In this example, the interactive labeling mode is activated upon detecting a finger touch on the screen. At the instant that the touch is detected, it is not yet possible to disambiguate between any of the possible labeling tasks. However, as the user moves a finger and traces a path it becomes possible to determine the labeling operation intended. For example, if a user traces a path that ends within a pre-defined proximity to the beginning of the path, a lasso operation is determined and any unlabeled images within the path or touching the path are selected for labeling. If the ending of the path were outside the pre-defined proximity to the beginning of the path, then a path selection operation may be determined as described above.

In some embodiments, interactive feedback is provided to the user in the form of visual cues drawn within the user interface of the image labeling system. As depicted in FIG. 19, the path traced according to user input is drawn with line 1902. In this example, the region enclosed within the lasso is filled in a gray background to indicate the region of the lasso selection area. Each of the unlabeled images within the lasso selection area, upon deactivation of the interactive labeling mode in response to the user lifting the finger tracing the path are labeled according to the label of the nearest labeled image. In this example, unlabeled images 1904, 1906, 1908, 1910, and 1912 are labeled according to label 1914, which is the nearest labeled image to the lassoed unlabeled images.

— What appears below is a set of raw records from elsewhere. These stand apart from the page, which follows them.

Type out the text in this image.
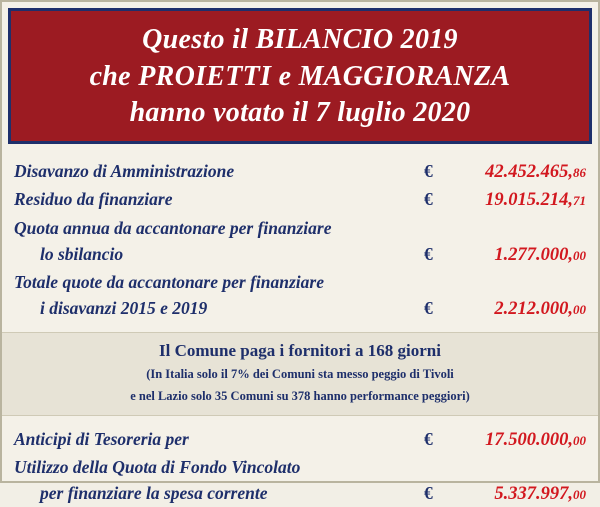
Questo il BILANCIO 2019
che PROIETTI e MAGGIORANZA
hanno votato il 7 luglio 2020
Disavanzo di Amministrazione	€	42.452.465,86
Residuo da finanziare	€	19.015.214,71
Quota annua da accantonare per finanziare
lo sbilancio	€	1.277.000,00
Totale quote da accantonare per finanziare
i disavanzi 2015 e 2019	€	2.212.000,00
Il Comune paga i fornitori a 168 giorni
(In Italia solo il 7% dei Comuni sta messo peggio di Tivoli
e nel Lazio solo 35 Comuni su 378 hanno performance peggiori)
Anticipi di Tesoreria per	€	17.500.000,00
Utilizzo della Quota di Fondo Vincolato
per finanziare la spesa corrente	€	5.337.997,00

In some embodiments, while the interactive labeling mode is active and the unlabeled images within the lasso selection region displayed with a gray background, a user may, prior to lifting the tracing finger, flick the finger toward any labeled image. In this case, instead of labeling the unlabeled images with the label of the nearest labeled image, the unlabeled images may be labeled with the label of a labeled image that is along the trajectory of the flick motion. Further in this embodiment, the flick may be visually represented within the user interface with a drawing on the screen of a line corresponding to the flick direction.

Given that in some embodiments the proximity of an unlabeled image on the screen is proportional to the confidence of the image recognition software of a match, this multiple image flick allows a user to label multiple images that are placed near a labeled image which does correspond to the proper labeling of the unlabeled image.

Labeling and Relabeling

The image labeling system allows a user to label an image when the first labeled images are selected, as described above. However, the image labeling system also allows a user to rename or relabel an already labeled image. For example, as depicted in FIG. 20, a keyboard may be displayed over a portion of the user interface to allow the user to enter a new label name.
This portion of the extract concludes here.